5. The electrode according to claim 3 or 4 wherein the specific loading of platinum in said internal layer is 0.3 to 1.5 g/m2, the sum of specific loadings of rhodium, palladium and rare earths in said intermediate layer is 1 to 3 g/m2 and the specific loading of ruthenium in said external layer is 2 to 5 g/m2.

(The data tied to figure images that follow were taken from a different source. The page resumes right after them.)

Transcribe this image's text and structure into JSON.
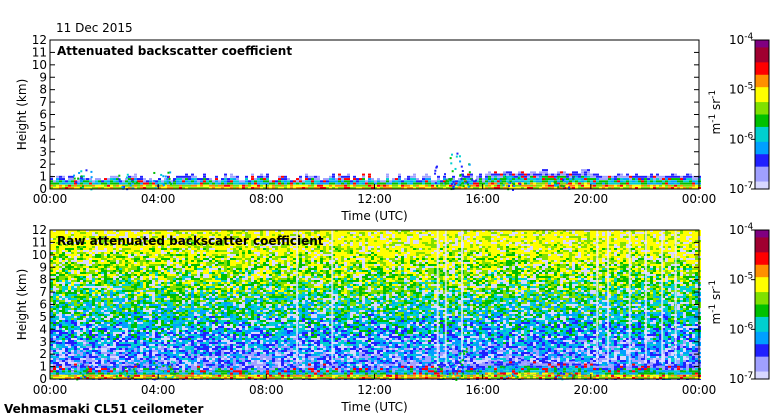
{
  "date_label": "11 Dec 2015",
  "instrument_label": "Vehmasmaki CL51 ceilometer",
  "colors": {
    "colormap": [
      "#d8d8ff",
      "#a0a0ff",
      "#2020ff",
      "#00a0ff",
      "#00d0d0",
      "#00c000",
      "#80e000",
      "#ffff00",
      "#ff9000",
      "#ff0000",
      "#a00030",
      "#800080"
    ]
  },
  "chart_data": [
    {
      "type": "heatmap",
      "title": "Attenuated backscatter coefficient",
      "xlabel": "Time (UTC)",
      "ylabel": "Height (km)",
      "xticks": [
        "00:00",
        "04:00",
        "08:00",
        "12:00",
        "16:00",
        "20:00",
        "00:00"
      ],
      "xlim_hours": [
        0,
        24
      ],
      "yticks": [
        0,
        1,
        2,
        3,
        4,
        5,
        6,
        7,
        8,
        9,
        10,
        11,
        12
      ],
      "ylim_km": [
        0,
        12
      ],
      "colorbar": {
        "labels": [
          "10^-4",
          "10^-5",
          "10^-6",
          "10^-7"
        ],
        "base": "10",
        "exponents": [
          "-4",
          "-5",
          "-6",
          "-7"
        ],
        "unit": "m^-1 sr^-1",
        "unit_parts": [
          "m",
          "-1",
          " sr",
          "-1"
        ]
      },
      "noise_background": false
    },
    {
      "type": "heatmap",
      "title": "Raw attenuated backscatter coefficient",
      "xlabel": "Time (UTC)",
      "ylabel": "Height (km)",
      "xticks": [
        "00:00",
        "04:00",
        "08:00",
        "12:00",
        "16:00",
        "20:00",
        "00:00"
      ],
      "xlim_hours": [
        0,
        24
      ],
      "yticks": [
        0,
        1,
        2,
        3,
        4,
        5,
        6,
        7,
        8,
        9,
        10,
        11,
        12
      ],
      "ylim_km": [
        0,
        12
      ],
      "colorbar": {
        "labels": [
          "10^-4",
          "10^-5",
          "10^-6",
          "10^-7"
        ],
        "base": "10",
        "exponents": [
          "-4",
          "-5",
          "-6",
          "-7"
        ],
        "unit": "m^-1 sr^-1",
        "unit_parts": [
          "m",
          "-1",
          " sr",
          "-1"
        ]
      },
      "noise_background": true
    }
  ]
}
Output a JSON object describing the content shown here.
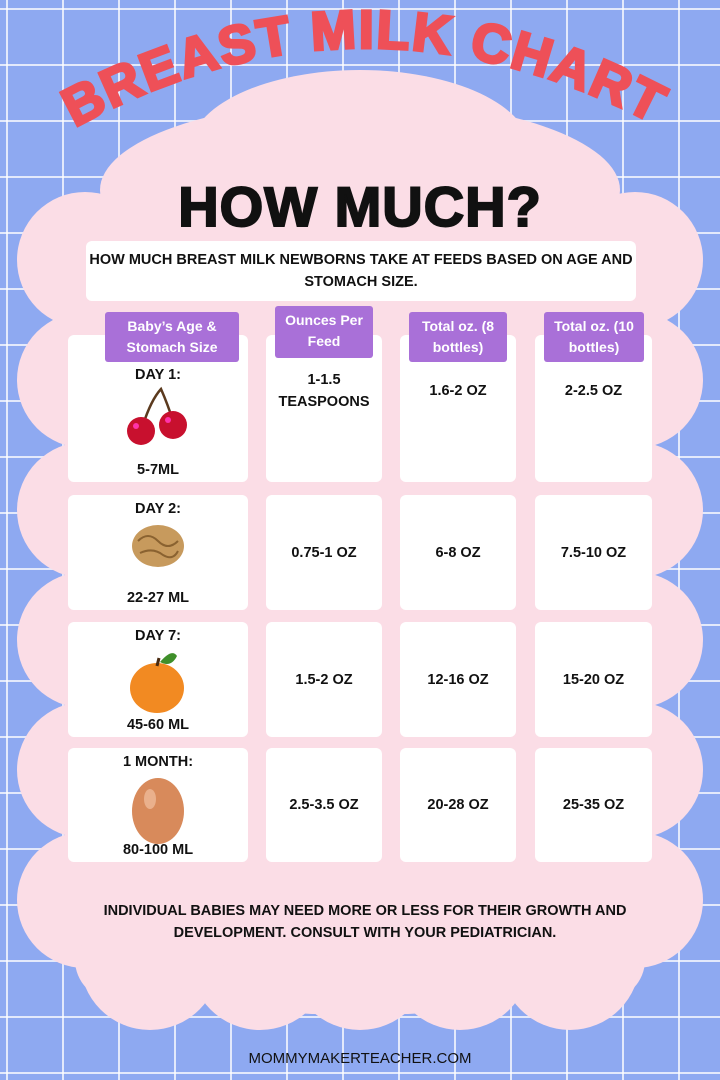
{
  "title": "BREAST MILK CHART",
  "subtitle": "HOW MUCH?",
  "intro": "HOW MUCH BREAST MILK NEWBORNS TAKE AT FEEDS BASED ON AGE AND STOMACH SIZE.",
  "colors": {
    "background": "#8ea9f1",
    "panel": "#fbdde6",
    "header": "#a970d8",
    "title": "#ee5058"
  },
  "headers": [
    "Baby’s Age & Stomach Size",
    "Ounces Per Feed",
    "Total oz. (8 bottles)",
    "Total oz. (10 bottles)"
  ],
  "rows": [
    {
      "age": "DAY 1:",
      "size": "5-7ML",
      "icon": "cherry-icon",
      "per_feed": "1-1.5 TEASPOONS",
      "total8": "1.6-2 OZ",
      "total10": "2-2.5 OZ"
    },
    {
      "age": "DAY 2:",
      "size": "22-27 ML",
      "icon": "walnut-icon",
      "per_feed": "0.75-1 OZ",
      "total8": "6-8 OZ",
      "total10": "7.5-10 OZ"
    },
    {
      "age": "DAY 7:",
      "size": "45-60 ML",
      "icon": "apricot-icon",
      "per_feed": "1.5-2 OZ",
      "total8": "12-16 OZ",
      "total10": "15-20 OZ"
    },
    {
      "age": "1 MONTH:",
      "size": "80-100 ML",
      "icon": "egg-icon",
      "per_feed": "2.5-3.5 OZ",
      "total8": "20-28 OZ",
      "total10": "25-35 OZ"
    }
  ],
  "footer": "INDIVIDUAL BABIES MAY NEED MORE OR LESS FOR THEIR GROWTH AND DEVELOPMENT. CONSULT WITH YOUR PEDIATRICIAN.",
  "website": "MOMMYMAKERTEACHER.COM"
}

6. Method for manufacturing an electrode according to any one of the preceding claims comprising the following steps: a) application of an acetic solution of Ρΐ(ΝΗ3)2(Ν03)2 to a metal substrate, with subsequent drying at 80-100°C and thermal decomposition at 450-600°C; b) optional repetition of step a) until obtaining an internal catalytic layer with a specific loading of 0.3-1.5 g/m2 of Pt; c) application of an acetic solution containing a rhodium nitrate with optional addition of nitrates of palladium and of rare earths on said internal catalytic layer, with subsequent drying at 80-100°C and thermal decomposition at 450-600°C; d) optional repetition of step c) until obtaining an intermediate catalytic layer with a specific loading of 1 -3 g/m2 as sum of Rh, Pd and rare earths; e) application of an acetic solution containing Ru nitrosyl nitrate on said intermediate catalytic layer, with subsequent drying at 80-100°C and thermal decomposition at 450-600°C; f) optional repetition of step e) until obtaining an external catalytic layer with a specific loading of 2-5 g/m2 of Ru.
7. The method according to claim 6 wherein the temperature of said thermal decomposition of steps a), c) and e) ranges from 480 to 520°C.
8. Electrolysis cell comprising an anodic compartment and a cathodic compartment separated by an ion-exchange membrane wherein the cathodic compartment is equipped with an electrode according to any one of claims 1 to 5.
9. Electrolyser for production of chlorine and alkali from alkali brine free of protecting polarisation devices comprising a modular arrangement of cells according to claim 8.
10. An electrode produced by the method of claim 6 or claim 7.